Fluoroquinolones are another commonly used class, particularly in patients with comorbidities or when previous antibiotic therapy has not worked. These antibiotics, which include ciprofloxacin, levofloxacin, and moxifloxacin, are effective because of their broad spectrum. However, their use became complicated in 2008 when the FDA issued a black-box warning about their association with tendon rupture.25 The risk for tendon rupture is particularly great among patients over age 60 years, men, patients with chronic kidney disease, those who use corticosteroids, and recipients of solid organ transplants.26 Most (90%) tendinopathy involves the Achilles tendon.26 Symptoms usually begin about 1 week after the onset of treatment, but the risk for exposure can last up to several months.26 In 2016, an additional black-box warning was issued in response to findings that 1% to 2% of patients developed psychiatric and neuropathic adverse reactions.27 Although the FDA issued a statement that healthcare professionals should not routinely prescribe fluoroquinolones for acute sinusitis and exacerbation of chronic bronchitis, the benefit of therapy may outweigh the risk in patients with CAP and comorbidities.28 Delaney advises discussing risks and benefits with patients, engaging in shared decision-making, and documenting carefully.29
IDSA and ATS guidelines for treating CAP recommend a macrolide or doxycycline for previously healthy patients with no comorbidities.1 For patients with cardiac, pulmonary, or renal comorbidities and those with diabetes, alcohol abuse, or recent antibiotic use, and for patients with macrolide resistance, the guidelines recommend dual therapy with a beta-lactam plus doxycycline or a macrolide; alternatively, a respiratory fluoroquinolone may be used.1 Doxycycline has a weak recommendation with poor evidence for use as monotherapy, and average US resistance has risen to more than 25%.1 Outpatient beta-lactams include amoxicillin with or without clavulanate, cefuroxime, and cefdinir.
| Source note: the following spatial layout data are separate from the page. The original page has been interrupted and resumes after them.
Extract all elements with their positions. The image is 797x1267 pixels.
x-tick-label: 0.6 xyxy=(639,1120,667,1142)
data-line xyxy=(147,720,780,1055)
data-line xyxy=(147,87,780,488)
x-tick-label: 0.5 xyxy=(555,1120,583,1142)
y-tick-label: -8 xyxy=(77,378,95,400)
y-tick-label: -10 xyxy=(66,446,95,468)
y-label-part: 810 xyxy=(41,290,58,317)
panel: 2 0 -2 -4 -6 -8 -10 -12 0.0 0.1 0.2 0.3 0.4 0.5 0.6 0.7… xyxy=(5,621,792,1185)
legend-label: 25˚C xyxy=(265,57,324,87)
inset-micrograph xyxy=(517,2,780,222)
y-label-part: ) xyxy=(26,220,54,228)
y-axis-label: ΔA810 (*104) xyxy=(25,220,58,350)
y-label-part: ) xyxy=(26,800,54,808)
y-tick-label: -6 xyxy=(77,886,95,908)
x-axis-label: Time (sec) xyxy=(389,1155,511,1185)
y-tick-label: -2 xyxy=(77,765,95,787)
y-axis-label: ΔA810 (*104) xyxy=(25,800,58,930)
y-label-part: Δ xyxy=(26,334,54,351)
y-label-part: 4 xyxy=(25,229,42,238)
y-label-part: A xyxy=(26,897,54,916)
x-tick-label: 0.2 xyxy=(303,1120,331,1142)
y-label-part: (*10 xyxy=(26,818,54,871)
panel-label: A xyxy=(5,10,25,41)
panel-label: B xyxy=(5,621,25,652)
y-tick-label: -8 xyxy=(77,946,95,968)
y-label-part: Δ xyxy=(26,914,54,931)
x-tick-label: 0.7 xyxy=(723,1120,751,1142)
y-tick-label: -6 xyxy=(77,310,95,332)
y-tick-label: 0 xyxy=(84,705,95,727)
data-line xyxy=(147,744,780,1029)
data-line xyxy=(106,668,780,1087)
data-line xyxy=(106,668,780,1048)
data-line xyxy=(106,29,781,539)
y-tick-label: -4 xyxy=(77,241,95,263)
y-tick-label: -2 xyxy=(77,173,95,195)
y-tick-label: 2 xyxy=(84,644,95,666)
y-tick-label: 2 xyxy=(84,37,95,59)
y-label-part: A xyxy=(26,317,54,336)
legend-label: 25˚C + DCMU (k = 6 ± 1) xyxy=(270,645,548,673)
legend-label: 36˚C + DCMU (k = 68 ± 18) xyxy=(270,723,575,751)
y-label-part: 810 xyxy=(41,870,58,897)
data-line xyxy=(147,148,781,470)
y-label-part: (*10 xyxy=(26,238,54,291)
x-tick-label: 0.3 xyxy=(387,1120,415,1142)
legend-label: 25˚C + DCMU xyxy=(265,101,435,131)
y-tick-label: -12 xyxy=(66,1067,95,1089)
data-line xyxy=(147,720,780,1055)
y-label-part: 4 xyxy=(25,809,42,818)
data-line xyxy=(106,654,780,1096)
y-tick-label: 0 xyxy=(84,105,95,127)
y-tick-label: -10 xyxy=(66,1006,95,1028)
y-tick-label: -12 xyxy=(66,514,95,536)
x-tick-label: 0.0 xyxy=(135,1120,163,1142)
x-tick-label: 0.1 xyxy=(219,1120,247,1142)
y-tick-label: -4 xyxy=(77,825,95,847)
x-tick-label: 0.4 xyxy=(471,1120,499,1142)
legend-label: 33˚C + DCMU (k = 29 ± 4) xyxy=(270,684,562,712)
One downside to beta-lactams is the lack of atypical coverage, for example, for M. pneumoniae. Despite evidence supporting S. pneumoniae as the principal cause of CAP in the United States, international trends highlight the rising incidence of atypical pathogens, and the IDSA recommends that empiric treatment include antibiotics covering typical and atypical organisms.1
In the last two centuries, the diagnosis and management of pneumonia has certainly changed. However, vital signs and chest physical examination findings can guide clinical decision-making. Lung ultrasound outperforms chest radiography, but unfamiliarity among providers and lack of acceptance among healthcare systems have limited clinical translation. Procalcitonin has had inconsistent results in trials and its added benefit is yet to be determined. In immunocompetent patients with CAP, CURB-65 can identify high-risk patients, including those who will require ICU admission and a critical care intervention. However, CURB-65 is less adept in identifying low-risk patients. Macrolide resistance and fluoroquinolone adverse reactions complicate antibiotic choice in outpatient management of CAP. Risk/benefit, bacteria coverage, and resistance patterns should guide the decision. As these research findings are translated to clinical practice and further studies are conducted, the imaging, laboratory assessment, disposition, and management of CAP will continue to be refined.